Recall the previous post on how disturbing circadian cycles results in disturbances to insulin response and promotes fat deposition. These findings indicate that because circadian clock is sensitive to nutrient pathways, eating resets your clock to what is normally its ‘active’ state.
And that’s why you shouldn’t eat at night.

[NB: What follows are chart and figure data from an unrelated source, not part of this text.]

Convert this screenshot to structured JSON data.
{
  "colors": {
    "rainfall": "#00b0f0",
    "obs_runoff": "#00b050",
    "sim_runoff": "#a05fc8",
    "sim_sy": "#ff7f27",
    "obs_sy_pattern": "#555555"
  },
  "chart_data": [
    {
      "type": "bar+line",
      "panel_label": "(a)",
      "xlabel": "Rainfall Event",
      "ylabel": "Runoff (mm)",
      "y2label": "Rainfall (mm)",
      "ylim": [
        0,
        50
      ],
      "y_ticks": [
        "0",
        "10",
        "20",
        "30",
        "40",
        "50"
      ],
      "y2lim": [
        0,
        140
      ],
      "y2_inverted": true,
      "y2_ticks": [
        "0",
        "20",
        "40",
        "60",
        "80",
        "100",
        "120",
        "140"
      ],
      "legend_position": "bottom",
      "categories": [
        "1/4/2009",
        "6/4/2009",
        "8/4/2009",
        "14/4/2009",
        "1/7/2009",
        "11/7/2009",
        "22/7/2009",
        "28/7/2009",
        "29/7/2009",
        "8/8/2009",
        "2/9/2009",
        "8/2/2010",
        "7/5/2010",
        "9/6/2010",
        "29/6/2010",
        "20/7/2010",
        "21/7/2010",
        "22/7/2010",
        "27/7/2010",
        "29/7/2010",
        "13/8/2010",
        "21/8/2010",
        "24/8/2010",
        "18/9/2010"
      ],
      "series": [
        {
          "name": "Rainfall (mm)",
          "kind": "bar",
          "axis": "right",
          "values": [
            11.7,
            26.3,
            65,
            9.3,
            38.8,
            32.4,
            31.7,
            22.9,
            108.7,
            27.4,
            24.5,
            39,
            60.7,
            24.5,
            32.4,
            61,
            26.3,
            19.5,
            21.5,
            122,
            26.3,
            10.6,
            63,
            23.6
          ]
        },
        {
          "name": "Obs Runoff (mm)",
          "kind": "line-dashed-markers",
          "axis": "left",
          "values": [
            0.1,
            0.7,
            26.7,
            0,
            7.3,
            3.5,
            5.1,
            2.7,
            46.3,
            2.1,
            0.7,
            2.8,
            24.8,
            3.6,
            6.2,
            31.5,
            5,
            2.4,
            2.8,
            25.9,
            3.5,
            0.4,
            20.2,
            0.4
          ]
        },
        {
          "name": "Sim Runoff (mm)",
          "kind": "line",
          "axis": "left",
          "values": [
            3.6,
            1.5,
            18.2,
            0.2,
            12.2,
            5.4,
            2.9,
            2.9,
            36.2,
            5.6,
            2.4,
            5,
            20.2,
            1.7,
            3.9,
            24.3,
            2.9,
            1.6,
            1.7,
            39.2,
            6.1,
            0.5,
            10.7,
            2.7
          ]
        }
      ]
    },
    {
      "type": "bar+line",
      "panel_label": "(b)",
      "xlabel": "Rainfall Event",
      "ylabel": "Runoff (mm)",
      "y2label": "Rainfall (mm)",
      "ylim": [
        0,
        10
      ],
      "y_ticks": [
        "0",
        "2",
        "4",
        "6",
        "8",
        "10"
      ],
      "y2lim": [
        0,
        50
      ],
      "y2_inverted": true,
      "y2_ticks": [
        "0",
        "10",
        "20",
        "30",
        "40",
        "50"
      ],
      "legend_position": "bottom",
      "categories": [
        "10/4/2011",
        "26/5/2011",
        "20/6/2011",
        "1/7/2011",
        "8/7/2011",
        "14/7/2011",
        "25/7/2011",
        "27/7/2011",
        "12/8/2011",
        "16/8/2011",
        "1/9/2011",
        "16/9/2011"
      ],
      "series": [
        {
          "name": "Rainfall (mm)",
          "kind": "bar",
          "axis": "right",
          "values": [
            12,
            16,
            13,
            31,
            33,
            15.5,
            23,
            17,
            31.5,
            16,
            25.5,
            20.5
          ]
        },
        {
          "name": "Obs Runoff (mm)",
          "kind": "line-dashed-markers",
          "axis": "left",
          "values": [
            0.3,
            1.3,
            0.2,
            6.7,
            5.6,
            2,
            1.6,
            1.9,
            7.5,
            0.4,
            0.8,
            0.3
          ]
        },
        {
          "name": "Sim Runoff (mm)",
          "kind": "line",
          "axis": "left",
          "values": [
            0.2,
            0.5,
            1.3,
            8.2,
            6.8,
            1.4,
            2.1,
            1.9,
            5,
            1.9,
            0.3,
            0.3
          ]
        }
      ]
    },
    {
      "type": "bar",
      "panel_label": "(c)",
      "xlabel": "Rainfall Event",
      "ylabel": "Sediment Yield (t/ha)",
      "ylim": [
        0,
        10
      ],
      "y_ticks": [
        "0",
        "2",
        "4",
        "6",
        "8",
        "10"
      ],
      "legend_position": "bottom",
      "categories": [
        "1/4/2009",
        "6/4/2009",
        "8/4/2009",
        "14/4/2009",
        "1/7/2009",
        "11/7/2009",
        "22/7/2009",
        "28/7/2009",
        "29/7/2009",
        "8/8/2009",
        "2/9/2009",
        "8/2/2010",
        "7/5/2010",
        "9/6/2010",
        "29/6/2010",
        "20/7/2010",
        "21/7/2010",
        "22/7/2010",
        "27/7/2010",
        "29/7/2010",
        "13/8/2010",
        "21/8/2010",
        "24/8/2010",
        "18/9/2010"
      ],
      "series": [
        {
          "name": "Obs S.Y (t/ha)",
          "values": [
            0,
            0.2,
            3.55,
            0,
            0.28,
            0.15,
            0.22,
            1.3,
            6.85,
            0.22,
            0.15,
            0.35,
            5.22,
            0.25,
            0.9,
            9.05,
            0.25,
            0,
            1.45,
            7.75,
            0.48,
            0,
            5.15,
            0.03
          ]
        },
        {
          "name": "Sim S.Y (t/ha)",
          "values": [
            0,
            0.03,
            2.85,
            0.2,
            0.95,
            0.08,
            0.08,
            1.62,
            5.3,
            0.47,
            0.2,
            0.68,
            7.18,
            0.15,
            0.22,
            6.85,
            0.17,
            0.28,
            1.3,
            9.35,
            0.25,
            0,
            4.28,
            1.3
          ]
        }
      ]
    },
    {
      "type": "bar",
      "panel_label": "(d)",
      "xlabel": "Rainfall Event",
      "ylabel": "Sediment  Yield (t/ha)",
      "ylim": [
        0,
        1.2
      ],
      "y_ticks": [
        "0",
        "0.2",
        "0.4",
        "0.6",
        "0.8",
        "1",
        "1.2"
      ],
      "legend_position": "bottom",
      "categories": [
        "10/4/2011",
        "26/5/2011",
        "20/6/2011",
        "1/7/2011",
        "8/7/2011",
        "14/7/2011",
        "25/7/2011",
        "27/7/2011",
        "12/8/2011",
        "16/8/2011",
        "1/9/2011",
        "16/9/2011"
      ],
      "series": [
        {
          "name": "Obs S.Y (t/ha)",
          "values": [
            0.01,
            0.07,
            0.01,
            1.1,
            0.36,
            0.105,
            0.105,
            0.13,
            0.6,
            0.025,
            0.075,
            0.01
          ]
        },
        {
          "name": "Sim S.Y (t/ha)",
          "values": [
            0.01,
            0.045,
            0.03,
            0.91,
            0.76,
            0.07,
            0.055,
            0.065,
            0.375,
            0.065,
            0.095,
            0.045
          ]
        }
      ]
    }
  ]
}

O-GlcNAc Signaling Entrains the Circadian Clock by Inhibiting BMAL1/CLOCK Ubiquitination
Circadian clocks are coupled to metabolic oscillations through nutrient-sensing pathways. Nutrient flux into the hexosamine biosynthesis pathway triggers covalent protein modification by O-linked β-D-N-acetylglucosamine (O-GlcNAc). Here we show that the hexosamine/O-GlcNAc pathway modulates peripheral clock oscillation. O-GlcNAc transferase (OGT) promotes expression of BMAL1/CLOCK target genes and affects circadian oscillation of clock genes in vitro and in vivo. Both BMAL1 and CLOCK are rhythmically O-GlcNAcylated, and this protein modification stabilizes BMAL1 and CLOCK by inhibiting their ubiquitination. In vivo analysis of genetically modified mice with perturbed hepatic OGT expression shows aberrant circadian rhythms of glucose homeostasis. These results establish the counteraction between O-GlcNAcylation and ubiquitination as a key mechanism that regulates the circadian clock and suggest a crucial role for O-GlcNAc signaling in transducing nutritional signals to the core circadian timing machinery.